The first lull didn’t come until ten. Keely made himself a heart bomb – a four-shot espresso that filled a tumbler – and he was perched on the back step when Gypsy’s spattered clogs appeared beside him. Keely made space for him to pass but the chef squatted close by, gazing out across the blighted little yard, all rings and fingernails and greasy curls, rubbing the burns and scars along his hands and forearms.

What the fuck, Suds?

Sorry?

Are you insane?

I hope not. Have I done something?

Well, that’s cute.

Just give me time to get this down and I’ll come in and fix it up, he said chugging his coffee.

Hardy-fuckin-ha. What’ve you got, a death wish?

I’m not with you, said Keely, wiping his mouth on his sleeve, properly rattled now.

The events of last night
. Ring a bell, Suds?

Keely shook his head, set the glass down on the step beside him.

You’re a smartarse, mate. I don’t like it.

Maybe you could explain the problem.

Chrissake, mate, don’t insult me.

I actually don’t know what you’re talking about.

A bloke gets dragged from the water last night at the sardine wharf.

Okay. I’m listening.

And just after midnight someone
I
know sees someone
you
know rolling by on a gurney in the A & E. All wet and untidy. Both his legs broken.

You’re shitting me.

I don’t need to be shitting you, mate. You need to be shitting yourself. You fucked it up.

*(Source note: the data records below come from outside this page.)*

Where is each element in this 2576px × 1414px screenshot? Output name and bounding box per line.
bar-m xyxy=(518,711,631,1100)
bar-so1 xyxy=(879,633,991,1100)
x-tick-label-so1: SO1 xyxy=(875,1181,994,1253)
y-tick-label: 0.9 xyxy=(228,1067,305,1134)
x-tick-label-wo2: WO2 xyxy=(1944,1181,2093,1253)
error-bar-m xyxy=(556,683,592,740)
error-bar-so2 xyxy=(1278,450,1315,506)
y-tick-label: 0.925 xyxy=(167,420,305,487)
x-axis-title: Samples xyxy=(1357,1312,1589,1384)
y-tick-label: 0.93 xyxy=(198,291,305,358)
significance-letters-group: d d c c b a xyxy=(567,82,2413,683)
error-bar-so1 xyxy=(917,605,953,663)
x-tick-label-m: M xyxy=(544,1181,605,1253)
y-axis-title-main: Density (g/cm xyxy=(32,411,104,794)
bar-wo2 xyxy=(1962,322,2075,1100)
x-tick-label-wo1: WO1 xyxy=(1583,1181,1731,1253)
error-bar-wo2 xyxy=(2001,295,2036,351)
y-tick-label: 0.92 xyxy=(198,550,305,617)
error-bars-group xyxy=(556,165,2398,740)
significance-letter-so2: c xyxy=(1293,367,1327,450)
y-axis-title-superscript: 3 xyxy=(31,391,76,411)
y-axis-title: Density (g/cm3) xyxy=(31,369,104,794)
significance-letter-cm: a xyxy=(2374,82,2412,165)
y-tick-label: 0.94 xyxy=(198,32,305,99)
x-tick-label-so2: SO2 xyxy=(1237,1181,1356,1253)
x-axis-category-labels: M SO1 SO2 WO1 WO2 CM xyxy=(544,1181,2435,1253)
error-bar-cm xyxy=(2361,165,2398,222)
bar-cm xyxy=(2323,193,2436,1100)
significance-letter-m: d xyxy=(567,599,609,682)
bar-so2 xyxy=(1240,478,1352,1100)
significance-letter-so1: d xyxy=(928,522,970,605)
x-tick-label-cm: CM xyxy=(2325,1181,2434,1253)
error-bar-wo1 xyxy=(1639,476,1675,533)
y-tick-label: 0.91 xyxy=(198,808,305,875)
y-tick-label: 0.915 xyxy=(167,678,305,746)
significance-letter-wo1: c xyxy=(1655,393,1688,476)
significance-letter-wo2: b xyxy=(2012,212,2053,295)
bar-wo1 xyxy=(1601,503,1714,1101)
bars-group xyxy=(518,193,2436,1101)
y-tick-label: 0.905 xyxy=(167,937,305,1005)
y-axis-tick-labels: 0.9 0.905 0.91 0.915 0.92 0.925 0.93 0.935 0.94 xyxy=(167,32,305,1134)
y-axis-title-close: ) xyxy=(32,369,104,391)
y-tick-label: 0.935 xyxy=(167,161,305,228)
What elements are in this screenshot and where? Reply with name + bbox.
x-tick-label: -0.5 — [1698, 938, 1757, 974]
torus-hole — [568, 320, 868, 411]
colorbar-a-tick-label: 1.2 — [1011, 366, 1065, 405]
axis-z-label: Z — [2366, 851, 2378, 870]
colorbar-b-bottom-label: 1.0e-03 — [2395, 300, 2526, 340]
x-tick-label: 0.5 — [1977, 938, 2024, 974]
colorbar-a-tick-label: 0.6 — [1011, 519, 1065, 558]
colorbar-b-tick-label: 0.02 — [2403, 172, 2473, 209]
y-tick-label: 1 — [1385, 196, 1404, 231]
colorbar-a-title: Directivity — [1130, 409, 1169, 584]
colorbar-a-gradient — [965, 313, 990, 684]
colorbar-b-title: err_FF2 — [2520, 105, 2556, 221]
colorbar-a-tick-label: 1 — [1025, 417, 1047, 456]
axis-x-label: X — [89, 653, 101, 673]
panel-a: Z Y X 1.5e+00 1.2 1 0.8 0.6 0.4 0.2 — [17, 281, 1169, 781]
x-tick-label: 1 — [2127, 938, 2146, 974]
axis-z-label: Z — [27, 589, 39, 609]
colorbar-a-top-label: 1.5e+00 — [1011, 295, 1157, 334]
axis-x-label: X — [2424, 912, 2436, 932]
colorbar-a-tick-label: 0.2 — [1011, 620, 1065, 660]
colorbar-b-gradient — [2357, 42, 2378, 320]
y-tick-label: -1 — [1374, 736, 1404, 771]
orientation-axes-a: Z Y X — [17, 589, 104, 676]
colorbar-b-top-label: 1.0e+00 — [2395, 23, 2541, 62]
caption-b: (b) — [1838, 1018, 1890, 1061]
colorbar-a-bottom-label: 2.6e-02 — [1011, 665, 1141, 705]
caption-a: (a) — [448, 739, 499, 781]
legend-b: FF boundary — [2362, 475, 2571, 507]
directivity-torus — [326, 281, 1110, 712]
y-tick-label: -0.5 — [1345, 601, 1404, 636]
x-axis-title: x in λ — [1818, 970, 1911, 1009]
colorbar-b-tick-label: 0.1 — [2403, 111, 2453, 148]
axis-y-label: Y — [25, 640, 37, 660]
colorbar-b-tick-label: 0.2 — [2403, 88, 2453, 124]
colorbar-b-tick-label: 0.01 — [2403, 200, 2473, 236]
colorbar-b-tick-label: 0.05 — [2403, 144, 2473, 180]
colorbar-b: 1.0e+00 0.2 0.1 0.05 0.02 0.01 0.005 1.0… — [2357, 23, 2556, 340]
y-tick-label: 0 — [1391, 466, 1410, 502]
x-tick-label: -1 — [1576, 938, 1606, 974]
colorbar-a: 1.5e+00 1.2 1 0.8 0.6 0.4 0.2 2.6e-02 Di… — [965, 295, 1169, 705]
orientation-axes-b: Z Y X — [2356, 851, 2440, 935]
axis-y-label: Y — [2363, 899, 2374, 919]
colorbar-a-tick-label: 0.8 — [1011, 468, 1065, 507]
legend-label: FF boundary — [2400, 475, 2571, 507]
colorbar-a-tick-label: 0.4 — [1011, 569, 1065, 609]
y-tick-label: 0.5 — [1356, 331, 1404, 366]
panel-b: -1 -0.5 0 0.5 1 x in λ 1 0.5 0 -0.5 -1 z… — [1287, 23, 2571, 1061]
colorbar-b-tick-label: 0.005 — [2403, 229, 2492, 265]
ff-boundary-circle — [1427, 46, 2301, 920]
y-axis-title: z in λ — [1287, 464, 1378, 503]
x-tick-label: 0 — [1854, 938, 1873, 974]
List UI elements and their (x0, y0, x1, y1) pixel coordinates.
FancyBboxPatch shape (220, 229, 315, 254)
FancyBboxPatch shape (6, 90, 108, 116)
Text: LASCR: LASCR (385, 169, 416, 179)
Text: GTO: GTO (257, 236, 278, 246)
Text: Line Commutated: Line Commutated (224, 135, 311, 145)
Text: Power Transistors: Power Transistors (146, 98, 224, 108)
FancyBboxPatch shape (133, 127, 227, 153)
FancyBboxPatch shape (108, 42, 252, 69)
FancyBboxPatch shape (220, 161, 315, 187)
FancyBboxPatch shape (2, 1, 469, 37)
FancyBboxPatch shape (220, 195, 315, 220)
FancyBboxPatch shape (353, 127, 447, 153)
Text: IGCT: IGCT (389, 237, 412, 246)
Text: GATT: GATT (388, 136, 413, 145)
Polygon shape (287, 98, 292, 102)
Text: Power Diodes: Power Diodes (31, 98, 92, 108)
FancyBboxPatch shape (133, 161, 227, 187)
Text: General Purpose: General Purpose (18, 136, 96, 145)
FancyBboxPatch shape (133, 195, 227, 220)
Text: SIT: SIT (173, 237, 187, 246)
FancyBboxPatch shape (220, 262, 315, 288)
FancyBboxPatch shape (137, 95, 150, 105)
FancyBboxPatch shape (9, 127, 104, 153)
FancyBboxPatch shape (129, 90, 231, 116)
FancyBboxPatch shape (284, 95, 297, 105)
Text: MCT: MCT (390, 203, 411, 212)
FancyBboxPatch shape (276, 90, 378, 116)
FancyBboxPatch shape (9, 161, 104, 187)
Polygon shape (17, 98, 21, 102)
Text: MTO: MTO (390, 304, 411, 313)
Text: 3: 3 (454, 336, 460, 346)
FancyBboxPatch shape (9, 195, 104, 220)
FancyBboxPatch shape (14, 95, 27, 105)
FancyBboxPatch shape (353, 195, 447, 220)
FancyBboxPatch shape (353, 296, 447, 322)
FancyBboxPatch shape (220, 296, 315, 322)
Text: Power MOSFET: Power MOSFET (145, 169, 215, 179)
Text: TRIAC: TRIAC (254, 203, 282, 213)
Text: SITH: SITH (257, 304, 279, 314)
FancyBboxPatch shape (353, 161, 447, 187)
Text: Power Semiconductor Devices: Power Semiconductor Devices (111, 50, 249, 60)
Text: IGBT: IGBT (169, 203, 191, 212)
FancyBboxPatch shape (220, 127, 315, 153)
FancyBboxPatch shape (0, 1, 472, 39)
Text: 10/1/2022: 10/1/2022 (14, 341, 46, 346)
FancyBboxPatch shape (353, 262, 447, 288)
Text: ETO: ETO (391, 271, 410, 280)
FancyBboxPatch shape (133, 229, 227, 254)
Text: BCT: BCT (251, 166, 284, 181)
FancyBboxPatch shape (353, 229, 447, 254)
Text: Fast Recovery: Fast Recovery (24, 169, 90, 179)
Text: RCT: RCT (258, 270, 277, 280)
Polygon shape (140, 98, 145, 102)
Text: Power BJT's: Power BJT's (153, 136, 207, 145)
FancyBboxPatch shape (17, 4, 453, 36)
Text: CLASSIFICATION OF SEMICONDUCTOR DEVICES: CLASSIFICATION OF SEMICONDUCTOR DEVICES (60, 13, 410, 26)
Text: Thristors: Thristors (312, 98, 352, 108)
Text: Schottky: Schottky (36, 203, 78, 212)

Keely swam to his feet. He gazed over Gypsy’s head to the flashes of movement in the kitchen, a rectangle of fluttering shadows, momentary visitations, blurs more abstract by the second.

You think so?

Well, Jesus, even this little scumbag’s got friends. The cops’ll be heartbroken he didn’t drown, but now they’ll have to show some kind of interest in who mowed him down.

In a car?

Ran him down. Into the water.

Nothing to do with me.

So why do you look like you’re about to pass a fucking kidney stone?

Keely had nothing to say; he was too busy chasing his own thoughts.

This is a bloody small town, said Gyspy. A village of village idiots. People talk.

So let them.

Those kids in there. They know you were asking about a certain couple of dipshits. And they sent you to me. But I need to stay sweet with old Bub. I can’t afford any trouble. So I’m not happy, Suds.

Fair enough.

You asked me, I didn’t know who you were talking about. Right?

Alright.

You’re just some derro off the street, I don’t know you, we only spoke the once.

Keely shrugged.

And if I were you I’d piss off. Or take steps.

What kind of steps?

Mate, I’m not even here, said Gypsy, getting to his feet and dusting himself off like some sort of potentate regaining the dignity of his station.

Keely stood out in the yard. He stared at the coffee glass on the step, the jam-tin of butts, the row of fat drums, the wheelie bins, the big plastic skips.

He wondered if Bub would let him go early, whether this in itself might attract attention. He had four hours to get through. Gemma and Kai would be locked in the flat, that was something. But he had no idea who was in traction and who was still out on the street. Whoever had gone into the drink last night had likely consented to a meeting, with someone known to them. Neither Stewie nor his noxious mate was likely to give the cops anything. They’d want to fix this themselves. But money would hardly be sufficient now. From here on this would be about revenge.

He dug in behind the apron and pulled out his phone. His fingers were slippery and unsteady but he found the number.

What is it? she said.

You have to ask?

No idea what you mean, she said.

Kai alright?

Bored, she said. I bloody hate Mario.

Have you thought about . . . travelling? The key is still at my place.

Thinkin about it.

Don’t go anywhere till I get back, alright?

Keely thumbed through a few sites. He had his own ideas about pissing off, but the other alternative – the taking steps business – that was another matter.